特に、本年は、新しい市の基本構想と基本計画が改定される年、再スタートする年であります。市議会の議決事項としての基本構想につきましては、私共執行部からの原案提出に先がけてすでに市議会内部に特別委員会が発足されまして、積極的な検討を続けていただいております。
日立市を取り囲む状況がむずかしければむずかしい程、行政が果たすべき役割と責任は、ますます重いわけでありまして、私共は、日立市将来のあるべき姿をできるだけ的確に見据えながら市の体質改善と行財政改革への全庁的取組みを強力に進めたいと存じております。
昨日、仕事始めに当り、市の職員にも私の考えを伝えました。その中で、ひとつ強調したことがあります。
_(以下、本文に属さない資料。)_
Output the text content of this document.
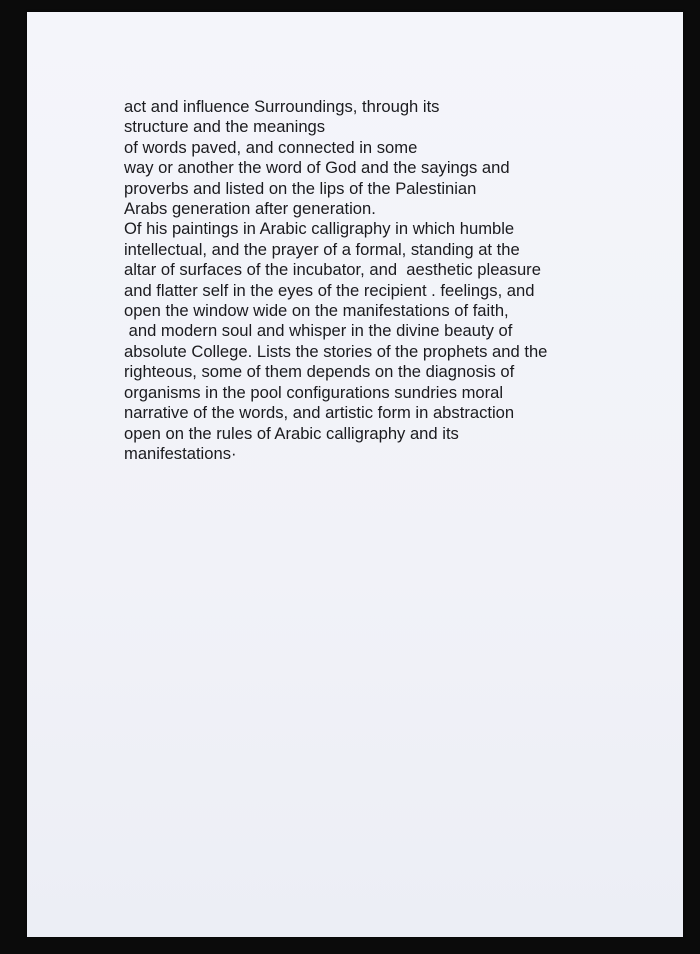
act and influence Surroundings, through its
structure and the meanings
of words paved, and connected in some
way or another the word of God and the sayings and
proverbs and listed on the lips of the Palestinian
Arabs generation after generation.
Of his paintings in Arabic calligraphy in which humble
intellectual, and the prayer of a formal, standing at the
altar of surfaces of the incubator, and  aesthetic pleasure
and flatter self in the eyes of the recipient . feelings, and
open the window wide on the manifestations of faith,
and modern soul and whisper in the divine beauty of
absolute College. Lists the stories of the prophets and the
righteous, some of them depends on the diagnosis of
organisms in the pool configurations sundries moral
narrative of the words, and artistic form in abstraction
open on the rules of Arabic calligraphy and its
manifestations·
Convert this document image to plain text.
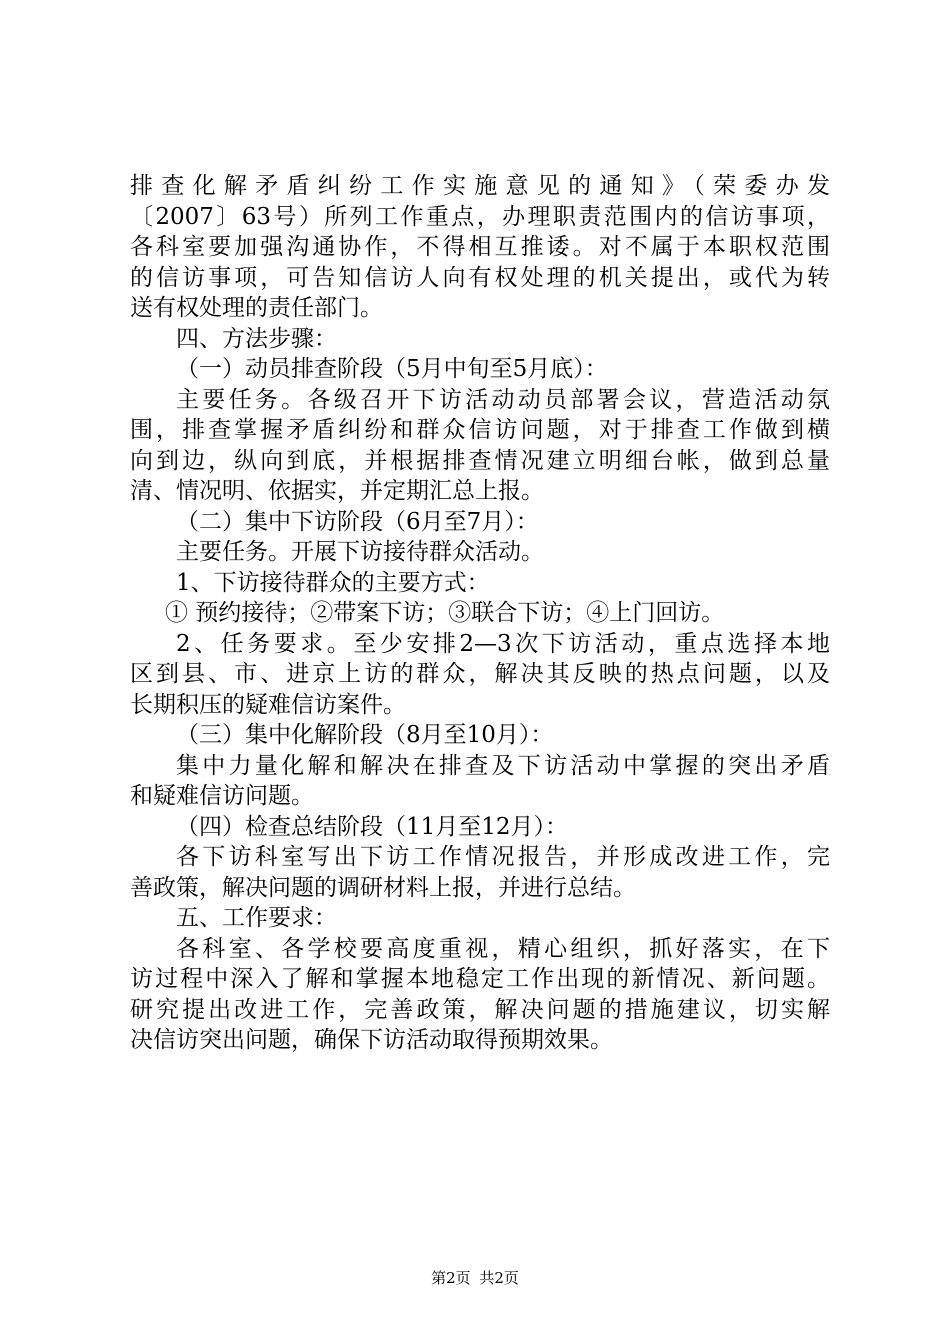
排查化解矛盾纠纷工作实施意见的通知》（荣委办发
〔2007〕63号）所列工作重点，办理职责范围内的信访事项，
各科室要加强沟通协作，不得相互推诿。对不属于本职权范围
的信访事项，可告知信访人向有权处理的机关提出，或代为转
送有权处理的责任部门。
四、方法步骤：
（一）动员排查阶段（5月中旬至5月底）：
主要任务。各级召开下访活动动员部署会议，营造活动氛
围，排查掌握矛盾纠纷和群众信访问题，对于排查工作做到横
向到边，纵向到底，并根据排查情况建立明细台帐，做到总量
清、情况明、依据实，并定期汇总上报。
（二）集中下访阶段（6月至7月）：
主要任务。开展下访接待群众活动。
1、下访接待群众的主要方式：
① 预约接待；②带案下访；③联合下访；④上门回访。
2、任务要求。至少安排2—3次下访活动，重点选择本地
区到县、市、进京上访的群众，解决其反映的热点问题，以及
长期积压的疑难信访案件。
（三）集中化解阶段（8月至10月）：
集中力量化解和解决在排查及下访活动中掌握的突出矛盾
和疑难信访问题。
（四）检查总结阶段（11月至12月）：
各下访科室写出下访工作情况报告，并形成改进工作，完
善政策，解决问题的调研材料上报，并进行总结。
五、工作要求：
各科室、各学校要高度重视，精心组织，抓好落实，在下
访过程中深入了解和掌握本地稳定工作出现的新情况、新问题。
研究提出改进工作，完善政策，解决问题的措施建议，切实解
决信访突出问题，确保下访活动取得预期效果。
第2页 共2页
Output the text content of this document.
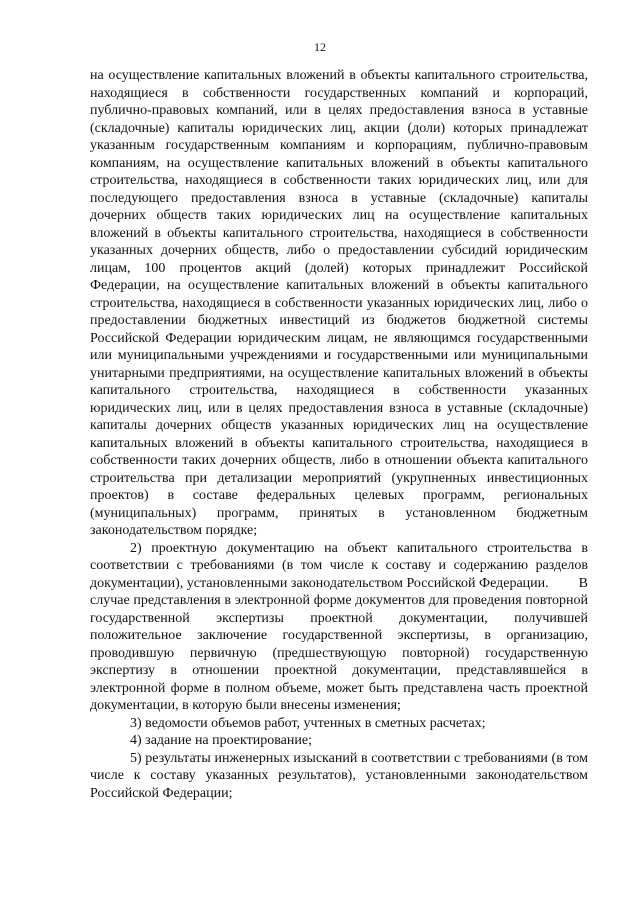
12

на осуществление капитальных вложений в объекты капитального строительства, находящиеся в собственности государственных компаний и корпораций, публично-правовых компаний, или в целях предоставления взноса в уставные (складочные) капиталы юридических лиц, акции (доли) которых принадлежат указанным государственным компаниям и корпорациям, публично-правовым компаниям, на осуществление капитальных вложений в объекты капитального строительства, находящиеся в собственности таких юридических лиц, или для последующего предоставления взноса в уставные (складочные) капиталы дочерних обществ таких юридических лиц на осуществление капитальных вложений в объекты капитального строительства, находящиеся в собственности указанных дочерних обществ, либо о предоставлении субсидий юридическим лицам, 100 процентов акций (долей) которых принадлежит Российской Федерации, на осуществление капитальных вложений в объекты капитального строительства, находящиеся в собственности указанных юридических лиц, либо о предоставлении бюджетных инвестиций из бюджетов бюджетной системы Российской Федерации юридическим лицам, не являющимся государственными или муниципальными учреждениями и государственными или муниципальными унитарными предприятиями, на осуществление капитальных вложений в объекты капитального строительства, находящиеся в собственности указанных юридических лиц, или в целях предоставления взноса в уставные (складочные) капиталы дочерних обществ указанных юридических лиц на осуществление капитальных вложений в объекты капитального строительства, находящиеся в собственности таких дочерних обществ, либо в отношении объекта капитального строительства при детализации мероприятий (укрупненных инвестиционных проектов) в составе федеральных целевых программ, региональных (муниципальных) программ, принятых в установленном бюджетным законодательством порядке;

2) проектную документацию на объект капитального строительства в соответствии с требованиями (в том числе к составу и содержанию разделов документации), установленными законодательством Российской Федерации. В случае представления в электронной форме документов для проведения повторной государственной экспертизы проектной документации, получившей положительное заключение государственной экспертизы, в организацию, проводившую первичную (предшествующую повторной) государственную экспертизу в отношении проектной документации, представлявшейся в электронной форме в полном объеме, может быть представлена часть проектной документации, в которую были внесены изменения;

3) ведомости объемов работ, учтенных в сметных расчетах;

4) задание на проектирование;

5) результаты инженерных изысканий в соответствии с требованиями (в том числе к составу указанных результатов), установленными законодательством Российской Федерации;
それは、いわゆる「常識には落とし穴がある」ということ、いわば「常識の非常識」に気付くことの大切さ、ということであります。
今日のような大転換の時代には「常識」とか、ありきたりの固定的な「通念」という神話に埋もれ、これのみに頼っているわけにはまいりません。
これまで積み上げてきた様々な実績や経験、常識を大事にしながらも、その経験則や既定の仕組み、ルールをこえた新しい何物かを是非、発見し、さぐりあてていきたいと思います。
引続き厳しい状況が予測される新年でありますけれども、どうか本年が皆様方にとりまして、その苦労が、明かるさにつながる実り多い年でありますよう、又、ご家族、企業・団体共々のご発展をお祈りいたしまして年頭のご挨拶といたします。